1) Foundation & Reliability
- Tighten retrieval quality signals and acceptance criteria on plan steps
- Expand tracing on retrieval decisions and frame transitions

2) Orchestration & Scale
- Multi‑planner strategies and model routing (Sonnet 4 default; Haiku workers; Opus for rare strategic tasks)
- Richer critique loops with structured policies and failure taxonomies
- Deeper Linear sync and PR automation hooks (optional)

3) Team & Operations
- Org projects and shared stacks with permissions and retention policies
- Hosted analytics: context hit‑rates, source contribution, drift/loop detectors

4) Integrations & Ecosystem
- Additional MCP tools; improved Browser MCP safety and ergonomics
- Optional observability and secret‑management hooks

## Success Metrics

- Retrieval Precision/Utility: fraction of responses where compiled context is cited in the final diff/PR.
- Decision Reuse: anchors referenced across frames and sessions.
- Time‑to‑Implement: reduced cycles for similar changes across branches.
- Safety: approval‑gated changes without rollbacks; audit completeness.
- Reliability: p95 retrieval latency and compile determinism.

## Risks & Mitigations

- Model Volatility: default to `claude-sonnet-4-20250514`, centralize model constants; support env overrides.
- Privacy & Compliance: local mirror in SQLite; explicit opt‑in for hosted; clear retention tiers.
- Performance at Scale: two‑tier storage with compression; background migration; bounded retrieval budgets.
- Tool Drift: MCP contracts and CLI tests; stable, typed tool schemas for extensions.

## Open Questions

- Best user ergonomics for mixing local/hosted storage in hybrid teams?
- What level of automatic PR orchestration belongs in core vs. plugins?
- How to generalize critique policies across repos without overfitting?
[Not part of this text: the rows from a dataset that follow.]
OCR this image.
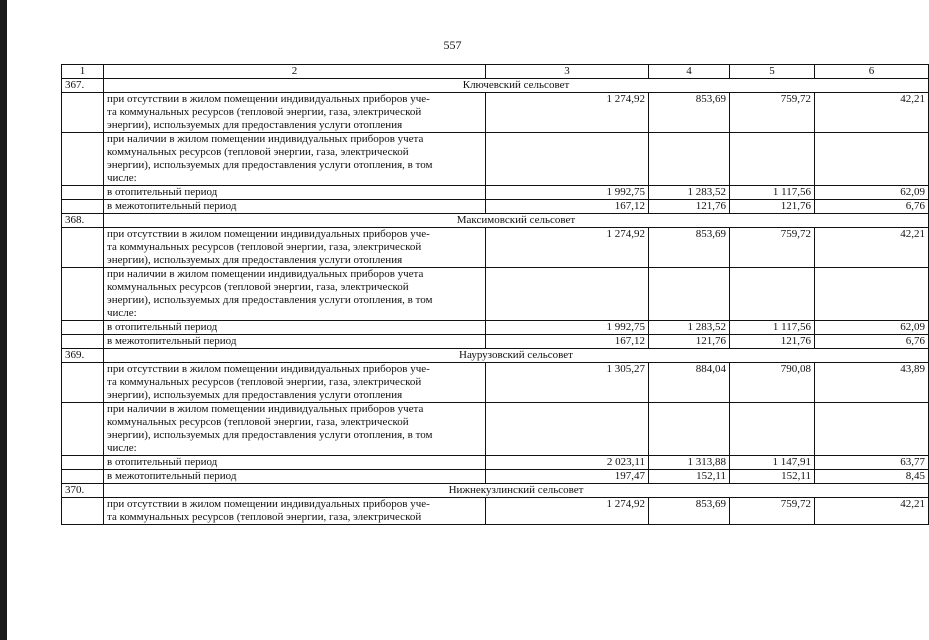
557
1	2	3	4	5	6
367.	Ключевский сельсовет				
	при отсутствии в жилом помещении индивидуальных приборов уче-
та коммунальных ресурсов (тепловой энергии, газа, электрической
энергии), используемых для предоставления услуги отопления	1 274,92	853,69	759,72	42,21
	при наличии в жилом помещении индивидуальных приборов учета
коммунальных ресурсов (тепловой энергии, газа, электрической
энергии), используемых для предоставления услуги отопления, в том
числе:				
	в отопительный период	1 992,75	1 283,52	1 117,56	62,09
	в межотопительный период	167,12	121,76	121,76	6,76
368.	Максимовский сельсовет				
	при отсутствии в жилом помещении индивидуальных приборов уче-
та коммунальных ресурсов (тепловой энергии, газа, электрической
энергии), используемых для предоставления услуги отопления	1 274,92	853,69	759,72	42,21
	при наличии в жилом помещении индивидуальных приборов учета
коммунальных ресурсов (тепловой энергии, газа, электрической
энергии), используемых для предоставления услуги отопления, в том
числе:				
	в отопительный период	1 992,75	1 283,52	1 117,56	62,09
	в межотопительный период	167,12	121,76	121,76	6,76
369.	Наурузовский сельсовет				
	при отсутствии в жилом помещении индивидуальных приборов уче-
та коммунальных ресурсов (тепловой энергии, газа, электрической
энергии), используемых для предоставления услуги отопления	1 305,27	884,04	790,08	43,89
	при наличии в жилом помещении индивидуальных приборов учета
коммунальных ресурсов (тепловой энергии, газа, электрической
энергии), используемых для предоставления услуги отопления, в том
числе:				
	в отопительный период	2 023,11	1 313,88	1 147,91	63,77
	в межотопительный период	197,47	152,11	152,11	8,45
370.	Нижнекузлинский сельсовет				
	при отсутствии в жилом помещении индивидуальных приборов уче-
та коммунальных ресурсов (тепловой энергии, газа, электрической	1 274,92	853,69	759,72	42,21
## Implementation Notes (Reflecting Current Codebase)

- MCP server lives in `src/integrations/mcp/server.ts`; default planner model is Sonnet 4 (`claude-sonnet-4-20250514`).
- Orchestration harness in `src/orchestrators/multimodal/` implements plan‑only and plan‑and‑code spikes.
- CLI entry points in `src/cli/index.ts` (aliases `build`, `mm-spike`, `plan`).
- RLM orchestrator (recursive multi‑agent) in `src/skills/recursive-agent-orchestrator.ts` with tiered models (Sonnet 4, Haiku 3.5, Opus 3).
- Storage and retrieval core in `src/core/**`; two‑tier storage and digest generation are first‑class.

## Non‑Goals (Reiterated)

- Replace editors or host a chat UI.
- Generic vector search without structure or scope.
- Hardcoded provider lock‑in (all defaults are overridable via env/CLI).

---

StackMemory’s north star is predictable, durable context that compounds — each session leaves the next one smarter, safer, and faster.